The slot value for the 37th is $2,631,400, and the club’s $19,144,500 bonus pool money is the most for any team since its creation in 2012.

“That gives us a big opportunity to flex our muscle, and hopefully, if there are players that cost a little extra money because they've got college commitments, we'll be able to use it,” Elias said. “And I think that the fact that we had picks at 30 and 31 already, it makes us able to acquire a 37th pick because you've kind of already scouted players in that neighborhood of the draft. So we should be pretty well prepared for the picks at 37.”

Day 1 of the draft is Sunday evening, which is why Elias pounced on the Rays’ offer. He said the Orioles won’t target picks viewed as the most rapid risers.
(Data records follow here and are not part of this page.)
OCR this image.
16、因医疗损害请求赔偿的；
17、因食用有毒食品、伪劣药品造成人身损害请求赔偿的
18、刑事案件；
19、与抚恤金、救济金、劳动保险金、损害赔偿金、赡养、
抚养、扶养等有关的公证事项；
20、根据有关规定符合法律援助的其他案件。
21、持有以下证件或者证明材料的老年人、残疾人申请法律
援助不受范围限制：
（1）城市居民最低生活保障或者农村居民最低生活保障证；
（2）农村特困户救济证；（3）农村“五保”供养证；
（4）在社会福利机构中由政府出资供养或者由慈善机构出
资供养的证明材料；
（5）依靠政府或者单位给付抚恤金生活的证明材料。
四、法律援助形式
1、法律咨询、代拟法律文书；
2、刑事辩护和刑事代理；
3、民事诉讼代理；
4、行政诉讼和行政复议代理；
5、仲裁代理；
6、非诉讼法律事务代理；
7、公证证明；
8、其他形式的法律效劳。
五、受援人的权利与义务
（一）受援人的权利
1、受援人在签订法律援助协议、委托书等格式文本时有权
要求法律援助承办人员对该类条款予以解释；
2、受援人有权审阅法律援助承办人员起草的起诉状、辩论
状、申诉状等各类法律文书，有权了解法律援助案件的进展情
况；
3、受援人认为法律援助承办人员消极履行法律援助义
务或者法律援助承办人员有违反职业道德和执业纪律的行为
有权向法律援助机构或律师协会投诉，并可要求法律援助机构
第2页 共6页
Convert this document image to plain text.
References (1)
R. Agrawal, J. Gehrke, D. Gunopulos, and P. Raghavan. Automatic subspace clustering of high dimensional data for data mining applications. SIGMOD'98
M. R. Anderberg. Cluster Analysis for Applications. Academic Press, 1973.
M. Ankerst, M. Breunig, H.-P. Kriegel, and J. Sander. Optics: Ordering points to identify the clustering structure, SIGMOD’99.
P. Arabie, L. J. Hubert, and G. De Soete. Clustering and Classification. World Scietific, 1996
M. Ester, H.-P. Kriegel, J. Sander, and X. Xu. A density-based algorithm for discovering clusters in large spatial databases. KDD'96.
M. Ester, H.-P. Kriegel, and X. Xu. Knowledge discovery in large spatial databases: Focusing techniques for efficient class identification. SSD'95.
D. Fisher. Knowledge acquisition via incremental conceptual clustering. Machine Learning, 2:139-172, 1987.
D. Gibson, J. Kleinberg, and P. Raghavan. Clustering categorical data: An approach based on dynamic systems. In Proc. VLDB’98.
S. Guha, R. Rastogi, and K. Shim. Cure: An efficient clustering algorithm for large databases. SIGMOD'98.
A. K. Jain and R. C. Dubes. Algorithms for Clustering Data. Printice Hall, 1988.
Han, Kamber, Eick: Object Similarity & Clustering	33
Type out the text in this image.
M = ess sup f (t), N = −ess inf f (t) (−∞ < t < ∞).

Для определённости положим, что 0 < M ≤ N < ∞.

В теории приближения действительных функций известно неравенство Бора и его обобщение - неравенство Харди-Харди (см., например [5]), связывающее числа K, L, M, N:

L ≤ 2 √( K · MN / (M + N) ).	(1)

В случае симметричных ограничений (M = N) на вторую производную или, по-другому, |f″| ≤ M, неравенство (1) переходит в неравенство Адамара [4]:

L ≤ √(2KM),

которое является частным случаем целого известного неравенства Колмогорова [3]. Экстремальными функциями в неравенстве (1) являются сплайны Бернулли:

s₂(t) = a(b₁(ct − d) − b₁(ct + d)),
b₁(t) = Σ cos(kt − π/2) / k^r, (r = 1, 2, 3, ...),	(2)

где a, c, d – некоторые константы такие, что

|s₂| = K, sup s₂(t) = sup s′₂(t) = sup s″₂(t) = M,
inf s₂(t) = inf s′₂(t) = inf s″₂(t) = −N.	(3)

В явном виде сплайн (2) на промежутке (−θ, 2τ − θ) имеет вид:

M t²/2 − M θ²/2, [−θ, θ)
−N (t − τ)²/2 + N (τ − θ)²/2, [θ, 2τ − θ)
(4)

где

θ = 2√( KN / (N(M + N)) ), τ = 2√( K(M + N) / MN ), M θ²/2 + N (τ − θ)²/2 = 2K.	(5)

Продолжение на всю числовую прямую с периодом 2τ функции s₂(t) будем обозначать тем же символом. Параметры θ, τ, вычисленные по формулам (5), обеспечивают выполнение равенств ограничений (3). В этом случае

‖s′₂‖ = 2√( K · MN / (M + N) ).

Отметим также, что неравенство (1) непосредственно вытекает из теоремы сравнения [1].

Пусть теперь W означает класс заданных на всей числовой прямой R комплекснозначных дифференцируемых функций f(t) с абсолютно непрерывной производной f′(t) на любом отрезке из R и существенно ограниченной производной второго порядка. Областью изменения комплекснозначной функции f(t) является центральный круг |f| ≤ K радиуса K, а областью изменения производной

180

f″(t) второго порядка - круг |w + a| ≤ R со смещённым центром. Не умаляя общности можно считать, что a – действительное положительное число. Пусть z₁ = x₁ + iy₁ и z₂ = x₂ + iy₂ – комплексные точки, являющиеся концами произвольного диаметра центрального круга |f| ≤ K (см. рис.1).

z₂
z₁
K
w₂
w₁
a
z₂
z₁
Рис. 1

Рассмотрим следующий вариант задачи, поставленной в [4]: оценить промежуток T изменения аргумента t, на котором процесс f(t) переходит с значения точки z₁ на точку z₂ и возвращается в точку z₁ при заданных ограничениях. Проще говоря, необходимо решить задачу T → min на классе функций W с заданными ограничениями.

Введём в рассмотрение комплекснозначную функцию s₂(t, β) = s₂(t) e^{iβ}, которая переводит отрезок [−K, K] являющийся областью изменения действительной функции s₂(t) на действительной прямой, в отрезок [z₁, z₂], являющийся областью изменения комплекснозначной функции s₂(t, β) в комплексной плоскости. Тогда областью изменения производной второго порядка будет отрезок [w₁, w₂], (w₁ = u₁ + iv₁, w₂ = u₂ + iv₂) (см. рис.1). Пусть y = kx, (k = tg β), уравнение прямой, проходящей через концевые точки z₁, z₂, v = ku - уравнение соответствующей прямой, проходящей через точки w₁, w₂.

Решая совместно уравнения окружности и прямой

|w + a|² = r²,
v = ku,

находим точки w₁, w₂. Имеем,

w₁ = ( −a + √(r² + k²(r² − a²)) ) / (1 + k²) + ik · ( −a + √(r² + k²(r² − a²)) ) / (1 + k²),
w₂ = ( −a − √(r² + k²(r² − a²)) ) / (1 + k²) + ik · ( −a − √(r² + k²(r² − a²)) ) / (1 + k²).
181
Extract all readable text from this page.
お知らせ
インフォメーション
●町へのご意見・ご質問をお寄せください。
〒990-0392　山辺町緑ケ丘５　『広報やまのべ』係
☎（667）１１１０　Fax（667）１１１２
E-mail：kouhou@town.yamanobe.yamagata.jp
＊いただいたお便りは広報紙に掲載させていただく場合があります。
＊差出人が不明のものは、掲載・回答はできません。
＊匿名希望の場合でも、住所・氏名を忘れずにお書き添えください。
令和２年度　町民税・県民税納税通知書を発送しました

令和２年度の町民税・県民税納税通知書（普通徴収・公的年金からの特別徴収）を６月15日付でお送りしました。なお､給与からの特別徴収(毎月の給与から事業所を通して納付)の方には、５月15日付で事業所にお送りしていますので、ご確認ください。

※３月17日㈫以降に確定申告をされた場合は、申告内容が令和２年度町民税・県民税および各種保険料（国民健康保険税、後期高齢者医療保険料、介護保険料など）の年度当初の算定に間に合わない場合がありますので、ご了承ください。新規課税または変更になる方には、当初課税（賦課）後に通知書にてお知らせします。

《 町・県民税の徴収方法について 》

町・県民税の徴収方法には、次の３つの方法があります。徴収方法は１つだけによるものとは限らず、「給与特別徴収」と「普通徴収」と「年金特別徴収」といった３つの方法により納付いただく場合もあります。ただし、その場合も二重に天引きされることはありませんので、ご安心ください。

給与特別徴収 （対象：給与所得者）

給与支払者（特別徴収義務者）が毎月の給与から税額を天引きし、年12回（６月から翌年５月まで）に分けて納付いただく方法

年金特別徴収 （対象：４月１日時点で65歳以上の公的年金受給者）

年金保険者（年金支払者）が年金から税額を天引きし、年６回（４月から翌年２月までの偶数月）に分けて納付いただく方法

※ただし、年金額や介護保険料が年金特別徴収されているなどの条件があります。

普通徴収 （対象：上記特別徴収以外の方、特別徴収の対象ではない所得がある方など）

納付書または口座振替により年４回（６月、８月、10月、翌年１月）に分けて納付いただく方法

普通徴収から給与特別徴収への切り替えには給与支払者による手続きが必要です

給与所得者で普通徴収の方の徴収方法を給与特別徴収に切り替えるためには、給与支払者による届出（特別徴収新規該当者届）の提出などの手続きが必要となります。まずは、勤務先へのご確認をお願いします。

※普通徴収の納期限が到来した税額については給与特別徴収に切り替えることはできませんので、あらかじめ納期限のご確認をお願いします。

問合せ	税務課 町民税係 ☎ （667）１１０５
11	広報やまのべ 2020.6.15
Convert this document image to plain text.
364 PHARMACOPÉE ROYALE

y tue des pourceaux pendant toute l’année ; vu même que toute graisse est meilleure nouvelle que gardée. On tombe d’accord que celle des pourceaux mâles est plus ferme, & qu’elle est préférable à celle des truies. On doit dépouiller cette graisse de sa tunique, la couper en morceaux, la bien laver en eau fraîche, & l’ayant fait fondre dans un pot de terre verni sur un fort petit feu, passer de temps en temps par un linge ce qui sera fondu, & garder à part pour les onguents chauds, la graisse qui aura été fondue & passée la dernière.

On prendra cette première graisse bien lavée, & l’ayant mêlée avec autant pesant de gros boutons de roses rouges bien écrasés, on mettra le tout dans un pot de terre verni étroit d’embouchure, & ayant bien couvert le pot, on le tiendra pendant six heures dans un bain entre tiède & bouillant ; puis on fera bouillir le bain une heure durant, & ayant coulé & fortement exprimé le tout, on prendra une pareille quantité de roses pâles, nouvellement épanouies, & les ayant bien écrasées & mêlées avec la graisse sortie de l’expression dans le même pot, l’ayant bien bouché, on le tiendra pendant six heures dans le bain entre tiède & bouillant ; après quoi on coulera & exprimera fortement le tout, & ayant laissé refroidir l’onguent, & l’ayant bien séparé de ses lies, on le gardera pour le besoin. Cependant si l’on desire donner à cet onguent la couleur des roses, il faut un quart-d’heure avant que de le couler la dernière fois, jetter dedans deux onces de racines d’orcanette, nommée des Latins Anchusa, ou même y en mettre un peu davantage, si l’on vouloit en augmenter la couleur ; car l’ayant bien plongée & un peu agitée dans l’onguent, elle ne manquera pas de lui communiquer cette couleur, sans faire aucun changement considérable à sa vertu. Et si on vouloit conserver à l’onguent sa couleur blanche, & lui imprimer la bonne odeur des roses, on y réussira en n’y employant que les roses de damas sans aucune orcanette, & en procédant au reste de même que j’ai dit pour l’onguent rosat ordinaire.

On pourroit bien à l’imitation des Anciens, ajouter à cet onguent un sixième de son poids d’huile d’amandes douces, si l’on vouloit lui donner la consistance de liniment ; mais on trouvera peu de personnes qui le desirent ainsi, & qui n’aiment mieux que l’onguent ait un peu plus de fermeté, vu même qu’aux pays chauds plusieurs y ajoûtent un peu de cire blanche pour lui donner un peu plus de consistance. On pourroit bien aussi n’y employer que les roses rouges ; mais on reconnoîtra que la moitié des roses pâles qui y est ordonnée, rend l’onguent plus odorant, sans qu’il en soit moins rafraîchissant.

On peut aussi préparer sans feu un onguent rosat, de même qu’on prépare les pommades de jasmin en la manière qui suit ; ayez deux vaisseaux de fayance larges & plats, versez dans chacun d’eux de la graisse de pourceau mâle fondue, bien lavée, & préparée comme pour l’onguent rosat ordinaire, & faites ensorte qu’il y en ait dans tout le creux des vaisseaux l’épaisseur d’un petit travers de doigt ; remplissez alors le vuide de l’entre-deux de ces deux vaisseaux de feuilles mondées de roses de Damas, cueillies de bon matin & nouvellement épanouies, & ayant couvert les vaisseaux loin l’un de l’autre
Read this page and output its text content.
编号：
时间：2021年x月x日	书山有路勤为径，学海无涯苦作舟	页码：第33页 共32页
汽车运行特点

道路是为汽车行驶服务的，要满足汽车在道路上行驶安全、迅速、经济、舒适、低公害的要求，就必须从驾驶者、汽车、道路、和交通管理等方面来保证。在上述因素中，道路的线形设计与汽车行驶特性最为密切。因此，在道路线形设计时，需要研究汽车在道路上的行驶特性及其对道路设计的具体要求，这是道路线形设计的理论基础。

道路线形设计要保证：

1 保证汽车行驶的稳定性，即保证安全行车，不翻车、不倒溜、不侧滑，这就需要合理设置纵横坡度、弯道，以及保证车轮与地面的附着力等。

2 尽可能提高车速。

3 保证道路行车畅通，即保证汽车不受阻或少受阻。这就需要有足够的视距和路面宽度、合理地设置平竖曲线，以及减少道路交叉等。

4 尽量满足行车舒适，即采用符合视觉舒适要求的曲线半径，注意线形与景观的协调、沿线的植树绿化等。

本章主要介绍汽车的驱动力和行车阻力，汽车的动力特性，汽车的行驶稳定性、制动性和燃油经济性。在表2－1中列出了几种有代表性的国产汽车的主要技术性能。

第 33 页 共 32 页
“I don’t know that you ever do that in a draft,” he said. “I also think it’s hard to weigh that. You’d assume that college players move faster, but if you hit on the right high school player, if you choose the right high school player, they can move every bit as fast. So I think we’re going to look at the picks from a holistic talent standpoint, especially our early picks, and it’s hard to worry about that too much in the draft.”

Accepting a draft choice for a major league player spins the focus to the future, but it doesn’t necessarily have to be miles down the road.

“The draft picks are opportunities to bring really good players into the organization, and yeah, you may keep them and draft them and develop them and that may take two or three years. You may trade them that winter and that can impact the team,” Elias said.

“We’re going to see what we do with the pick, I have no idea who we’re taking with the 37th overall pick, but we’ll bring a really good player into the organization that we wouldn’t have otherwise had, and there’s a number of ways to monetize, to extract value from a really good minor league player.”